Doxepin is a tricyclic antidepressant medication that has been widely used to treat a variety of mental health conditions, including depression, anxiety, and certain types of chronic pain.
This versatile drug works by regulating the levels of key neurotransmitters in the brain, such as serotonin and norepinephrine, which can help improve mood and alleviate symptoms.
Doxepin is available in oral capsule and solution formulations, and is typically taken once or twice daily.
It's important to carefully follow the dosage instructions and not suddenly stop taking the medication, as this can lead to withdrawal symptoms.
Doxepin may cause side effects such as drowsiness, dry mouth, constipation, and blurred vision, and should be used with caution in older adults or those with certain medical conditions.

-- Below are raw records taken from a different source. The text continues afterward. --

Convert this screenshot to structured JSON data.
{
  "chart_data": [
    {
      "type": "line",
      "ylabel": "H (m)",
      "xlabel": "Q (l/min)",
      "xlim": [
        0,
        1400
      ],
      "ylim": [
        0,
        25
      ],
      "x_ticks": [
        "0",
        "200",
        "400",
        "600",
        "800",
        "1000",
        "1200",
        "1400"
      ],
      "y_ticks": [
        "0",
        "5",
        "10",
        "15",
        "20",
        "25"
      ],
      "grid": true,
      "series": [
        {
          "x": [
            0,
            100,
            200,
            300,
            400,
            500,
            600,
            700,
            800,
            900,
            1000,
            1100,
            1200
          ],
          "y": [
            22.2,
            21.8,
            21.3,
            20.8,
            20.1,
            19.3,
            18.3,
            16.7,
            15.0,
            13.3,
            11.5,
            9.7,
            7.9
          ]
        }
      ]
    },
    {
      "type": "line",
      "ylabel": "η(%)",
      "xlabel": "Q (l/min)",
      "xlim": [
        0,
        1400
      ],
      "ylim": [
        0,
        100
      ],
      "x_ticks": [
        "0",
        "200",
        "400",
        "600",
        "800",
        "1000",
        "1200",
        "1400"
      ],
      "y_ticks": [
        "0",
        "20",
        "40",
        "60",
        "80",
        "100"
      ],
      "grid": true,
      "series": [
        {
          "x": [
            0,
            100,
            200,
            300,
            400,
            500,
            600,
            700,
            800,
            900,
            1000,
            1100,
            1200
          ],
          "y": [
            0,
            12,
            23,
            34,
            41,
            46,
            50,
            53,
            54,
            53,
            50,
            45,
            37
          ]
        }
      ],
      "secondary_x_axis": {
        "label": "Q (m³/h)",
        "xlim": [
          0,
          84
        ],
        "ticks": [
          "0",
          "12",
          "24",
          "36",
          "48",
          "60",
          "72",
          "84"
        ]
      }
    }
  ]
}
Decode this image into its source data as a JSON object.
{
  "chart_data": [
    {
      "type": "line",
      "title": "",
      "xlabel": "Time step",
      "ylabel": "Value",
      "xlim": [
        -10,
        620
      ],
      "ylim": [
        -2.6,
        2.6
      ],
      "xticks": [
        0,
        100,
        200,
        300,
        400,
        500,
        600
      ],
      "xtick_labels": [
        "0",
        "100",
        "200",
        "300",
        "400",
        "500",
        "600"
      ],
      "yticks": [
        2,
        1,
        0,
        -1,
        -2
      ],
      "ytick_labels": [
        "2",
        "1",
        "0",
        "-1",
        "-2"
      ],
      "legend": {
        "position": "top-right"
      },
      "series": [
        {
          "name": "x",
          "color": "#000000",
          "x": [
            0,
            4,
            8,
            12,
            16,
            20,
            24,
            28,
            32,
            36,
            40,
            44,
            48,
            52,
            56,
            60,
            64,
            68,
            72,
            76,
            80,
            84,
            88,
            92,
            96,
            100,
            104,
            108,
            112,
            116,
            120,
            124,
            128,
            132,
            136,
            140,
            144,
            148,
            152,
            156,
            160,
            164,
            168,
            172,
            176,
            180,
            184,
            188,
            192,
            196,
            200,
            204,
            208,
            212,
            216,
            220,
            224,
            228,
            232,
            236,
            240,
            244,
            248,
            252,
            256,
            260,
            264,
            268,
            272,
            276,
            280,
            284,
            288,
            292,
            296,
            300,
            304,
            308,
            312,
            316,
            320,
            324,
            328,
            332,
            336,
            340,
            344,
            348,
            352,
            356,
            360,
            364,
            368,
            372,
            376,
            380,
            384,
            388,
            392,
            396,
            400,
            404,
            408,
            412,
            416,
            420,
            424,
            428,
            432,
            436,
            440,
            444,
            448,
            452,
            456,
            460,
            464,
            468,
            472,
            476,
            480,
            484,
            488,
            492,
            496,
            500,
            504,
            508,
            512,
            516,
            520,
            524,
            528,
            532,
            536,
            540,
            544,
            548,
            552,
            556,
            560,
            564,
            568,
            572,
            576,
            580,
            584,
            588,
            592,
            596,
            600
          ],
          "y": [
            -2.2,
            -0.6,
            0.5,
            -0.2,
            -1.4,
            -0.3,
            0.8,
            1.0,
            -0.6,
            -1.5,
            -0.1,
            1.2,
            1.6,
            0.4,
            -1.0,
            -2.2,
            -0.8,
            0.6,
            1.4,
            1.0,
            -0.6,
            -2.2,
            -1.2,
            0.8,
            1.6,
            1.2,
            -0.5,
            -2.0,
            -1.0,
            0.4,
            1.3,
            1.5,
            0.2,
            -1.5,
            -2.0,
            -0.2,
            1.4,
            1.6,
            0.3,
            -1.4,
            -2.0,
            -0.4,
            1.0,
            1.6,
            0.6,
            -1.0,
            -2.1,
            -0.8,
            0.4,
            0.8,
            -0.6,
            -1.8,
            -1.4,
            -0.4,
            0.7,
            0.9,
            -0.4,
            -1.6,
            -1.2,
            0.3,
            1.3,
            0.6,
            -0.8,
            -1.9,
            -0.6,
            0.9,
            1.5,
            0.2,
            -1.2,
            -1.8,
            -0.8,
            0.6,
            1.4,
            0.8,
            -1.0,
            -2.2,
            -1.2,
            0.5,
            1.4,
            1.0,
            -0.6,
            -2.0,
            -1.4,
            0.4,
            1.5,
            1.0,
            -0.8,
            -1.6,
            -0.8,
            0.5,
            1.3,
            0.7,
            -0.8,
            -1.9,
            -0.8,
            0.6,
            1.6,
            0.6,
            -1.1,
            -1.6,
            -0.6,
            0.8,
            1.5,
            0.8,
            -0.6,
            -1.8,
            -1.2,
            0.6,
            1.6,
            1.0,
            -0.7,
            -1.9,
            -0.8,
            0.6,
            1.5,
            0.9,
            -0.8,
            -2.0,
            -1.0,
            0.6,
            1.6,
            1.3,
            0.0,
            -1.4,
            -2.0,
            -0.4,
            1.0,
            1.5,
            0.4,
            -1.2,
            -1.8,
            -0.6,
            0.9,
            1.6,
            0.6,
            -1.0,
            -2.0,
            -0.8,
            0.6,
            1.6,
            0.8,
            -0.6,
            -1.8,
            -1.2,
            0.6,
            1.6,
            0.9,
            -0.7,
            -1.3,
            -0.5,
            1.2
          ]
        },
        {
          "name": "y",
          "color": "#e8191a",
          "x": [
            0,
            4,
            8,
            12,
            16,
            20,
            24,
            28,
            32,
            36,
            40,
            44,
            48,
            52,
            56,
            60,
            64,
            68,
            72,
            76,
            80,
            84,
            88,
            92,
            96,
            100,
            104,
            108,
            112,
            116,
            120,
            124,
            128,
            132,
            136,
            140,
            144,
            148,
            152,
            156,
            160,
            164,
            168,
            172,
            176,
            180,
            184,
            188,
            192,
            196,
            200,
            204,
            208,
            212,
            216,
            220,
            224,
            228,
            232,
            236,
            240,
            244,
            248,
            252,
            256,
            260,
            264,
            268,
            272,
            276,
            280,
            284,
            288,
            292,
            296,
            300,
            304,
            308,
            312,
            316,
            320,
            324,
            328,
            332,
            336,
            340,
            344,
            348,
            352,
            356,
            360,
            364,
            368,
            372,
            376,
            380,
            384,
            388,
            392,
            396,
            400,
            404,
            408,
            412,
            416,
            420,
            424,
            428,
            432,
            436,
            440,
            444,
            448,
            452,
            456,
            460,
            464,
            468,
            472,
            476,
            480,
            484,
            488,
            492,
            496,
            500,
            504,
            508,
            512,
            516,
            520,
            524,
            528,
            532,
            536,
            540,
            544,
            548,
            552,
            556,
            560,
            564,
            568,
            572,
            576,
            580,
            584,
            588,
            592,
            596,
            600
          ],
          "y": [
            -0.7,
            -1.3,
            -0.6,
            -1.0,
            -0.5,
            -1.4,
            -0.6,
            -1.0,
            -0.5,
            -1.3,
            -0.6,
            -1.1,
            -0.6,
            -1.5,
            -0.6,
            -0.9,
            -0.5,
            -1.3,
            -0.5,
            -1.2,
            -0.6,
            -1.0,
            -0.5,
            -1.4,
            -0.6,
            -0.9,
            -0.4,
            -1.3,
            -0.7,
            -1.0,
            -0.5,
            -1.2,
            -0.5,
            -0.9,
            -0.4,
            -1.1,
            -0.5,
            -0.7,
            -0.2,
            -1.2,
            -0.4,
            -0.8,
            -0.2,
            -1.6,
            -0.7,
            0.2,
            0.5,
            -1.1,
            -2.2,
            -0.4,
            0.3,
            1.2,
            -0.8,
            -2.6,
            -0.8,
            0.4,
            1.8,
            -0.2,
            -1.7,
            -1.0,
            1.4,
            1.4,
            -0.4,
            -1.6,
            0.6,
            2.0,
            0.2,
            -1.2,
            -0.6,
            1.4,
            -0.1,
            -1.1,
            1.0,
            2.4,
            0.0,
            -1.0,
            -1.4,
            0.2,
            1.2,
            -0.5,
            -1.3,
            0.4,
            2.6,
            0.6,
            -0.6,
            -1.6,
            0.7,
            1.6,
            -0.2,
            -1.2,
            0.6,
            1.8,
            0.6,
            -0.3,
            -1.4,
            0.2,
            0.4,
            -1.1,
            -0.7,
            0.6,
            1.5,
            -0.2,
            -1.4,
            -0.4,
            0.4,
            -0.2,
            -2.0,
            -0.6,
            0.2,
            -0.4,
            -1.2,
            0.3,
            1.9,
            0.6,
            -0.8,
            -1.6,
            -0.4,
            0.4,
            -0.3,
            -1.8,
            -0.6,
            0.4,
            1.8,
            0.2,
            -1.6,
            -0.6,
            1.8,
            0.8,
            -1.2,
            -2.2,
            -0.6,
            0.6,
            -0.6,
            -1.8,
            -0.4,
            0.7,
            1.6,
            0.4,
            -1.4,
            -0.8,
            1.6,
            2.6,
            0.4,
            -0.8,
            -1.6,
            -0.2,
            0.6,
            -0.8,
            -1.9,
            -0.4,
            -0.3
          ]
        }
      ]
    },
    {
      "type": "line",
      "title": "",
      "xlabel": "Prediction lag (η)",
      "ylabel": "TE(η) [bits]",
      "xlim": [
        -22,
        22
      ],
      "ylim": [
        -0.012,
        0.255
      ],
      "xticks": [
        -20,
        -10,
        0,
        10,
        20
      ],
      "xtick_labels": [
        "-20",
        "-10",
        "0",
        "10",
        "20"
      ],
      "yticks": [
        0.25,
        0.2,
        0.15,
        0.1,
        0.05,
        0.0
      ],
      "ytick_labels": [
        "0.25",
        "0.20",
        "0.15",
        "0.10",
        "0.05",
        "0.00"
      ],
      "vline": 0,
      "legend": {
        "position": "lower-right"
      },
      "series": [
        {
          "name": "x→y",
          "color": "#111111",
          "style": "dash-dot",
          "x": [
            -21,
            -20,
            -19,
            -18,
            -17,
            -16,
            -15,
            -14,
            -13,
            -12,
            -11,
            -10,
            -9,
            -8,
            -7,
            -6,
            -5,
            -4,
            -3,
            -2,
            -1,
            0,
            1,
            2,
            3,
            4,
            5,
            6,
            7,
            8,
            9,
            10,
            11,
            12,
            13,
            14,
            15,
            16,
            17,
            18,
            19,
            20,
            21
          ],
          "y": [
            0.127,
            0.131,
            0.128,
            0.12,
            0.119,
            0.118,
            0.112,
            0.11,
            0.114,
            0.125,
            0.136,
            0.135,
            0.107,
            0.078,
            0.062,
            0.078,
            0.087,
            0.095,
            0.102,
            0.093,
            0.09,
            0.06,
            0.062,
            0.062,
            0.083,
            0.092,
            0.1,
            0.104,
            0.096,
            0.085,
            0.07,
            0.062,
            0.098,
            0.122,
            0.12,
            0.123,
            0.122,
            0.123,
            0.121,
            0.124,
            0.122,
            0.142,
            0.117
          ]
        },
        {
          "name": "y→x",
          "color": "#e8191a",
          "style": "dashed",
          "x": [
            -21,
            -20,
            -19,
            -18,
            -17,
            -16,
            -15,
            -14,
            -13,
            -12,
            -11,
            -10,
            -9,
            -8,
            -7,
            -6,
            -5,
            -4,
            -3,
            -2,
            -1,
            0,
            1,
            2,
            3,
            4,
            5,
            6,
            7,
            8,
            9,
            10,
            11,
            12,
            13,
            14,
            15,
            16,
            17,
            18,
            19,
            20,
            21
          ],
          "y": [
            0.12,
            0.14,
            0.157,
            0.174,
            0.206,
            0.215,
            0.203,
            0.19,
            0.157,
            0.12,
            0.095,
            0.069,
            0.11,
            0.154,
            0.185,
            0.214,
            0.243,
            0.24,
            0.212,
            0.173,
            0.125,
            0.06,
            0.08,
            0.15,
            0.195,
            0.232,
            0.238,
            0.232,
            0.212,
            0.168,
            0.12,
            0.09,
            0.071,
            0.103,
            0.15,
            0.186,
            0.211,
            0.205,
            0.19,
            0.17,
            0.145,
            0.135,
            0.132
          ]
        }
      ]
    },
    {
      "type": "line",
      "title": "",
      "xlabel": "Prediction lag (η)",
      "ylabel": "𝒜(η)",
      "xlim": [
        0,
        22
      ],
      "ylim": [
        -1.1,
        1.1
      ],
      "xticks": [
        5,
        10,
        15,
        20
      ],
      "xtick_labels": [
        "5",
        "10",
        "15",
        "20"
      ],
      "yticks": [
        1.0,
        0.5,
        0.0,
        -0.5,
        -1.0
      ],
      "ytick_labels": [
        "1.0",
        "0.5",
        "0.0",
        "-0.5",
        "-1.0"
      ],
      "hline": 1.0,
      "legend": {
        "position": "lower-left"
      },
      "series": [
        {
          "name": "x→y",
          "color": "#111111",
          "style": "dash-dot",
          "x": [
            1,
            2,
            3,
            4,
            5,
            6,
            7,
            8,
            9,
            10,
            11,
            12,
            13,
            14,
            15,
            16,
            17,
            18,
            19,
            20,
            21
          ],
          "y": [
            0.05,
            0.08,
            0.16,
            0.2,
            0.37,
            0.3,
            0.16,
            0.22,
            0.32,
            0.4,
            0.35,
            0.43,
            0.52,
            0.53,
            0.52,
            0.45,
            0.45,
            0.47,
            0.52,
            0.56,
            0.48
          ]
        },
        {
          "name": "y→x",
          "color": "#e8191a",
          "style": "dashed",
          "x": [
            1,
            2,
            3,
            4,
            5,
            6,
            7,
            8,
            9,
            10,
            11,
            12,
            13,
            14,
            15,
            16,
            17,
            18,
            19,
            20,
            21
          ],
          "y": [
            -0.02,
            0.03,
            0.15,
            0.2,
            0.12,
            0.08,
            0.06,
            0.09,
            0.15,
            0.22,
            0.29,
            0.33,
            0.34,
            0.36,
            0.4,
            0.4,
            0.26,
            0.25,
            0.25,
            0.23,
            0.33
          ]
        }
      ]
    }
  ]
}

Researchers can utilize powerful tools like PubCompare.ai to optimize their Doxepin research by locating the best protocols from literature, pre-prints, and patents.
This AI-driven approach can enhance reproducibility and accuracy, ensuring that researchers find the most effective solutions for their Doxepin-related studies.
When exploring Doxepin research, researchers may also encounter related terms and compounds, such as Sodium hydroxide, Puromycin, SARS-CoV-2 spike pseudovirus, Isopropyl alcohol, One Touch glucose meter, Acetonitrile, Formic acid, and Discovery Studio software.
By understanding the connections between these various elements, researchers can gain a more comprehensive understanding of the Doxepin landscape and develop more informed and effective research strategies.
Ultimately, the versatility and importance of Doxepin in the treatment of mental health conditions, coupled with the powerful tools and resources available to researchers, make this a fascinating and highly relevant area of study.
With the right approach and the support of cutting-edge technologies like PubCompare.ai, researchers can unlock new insights and drive forward the field of Doxepin research.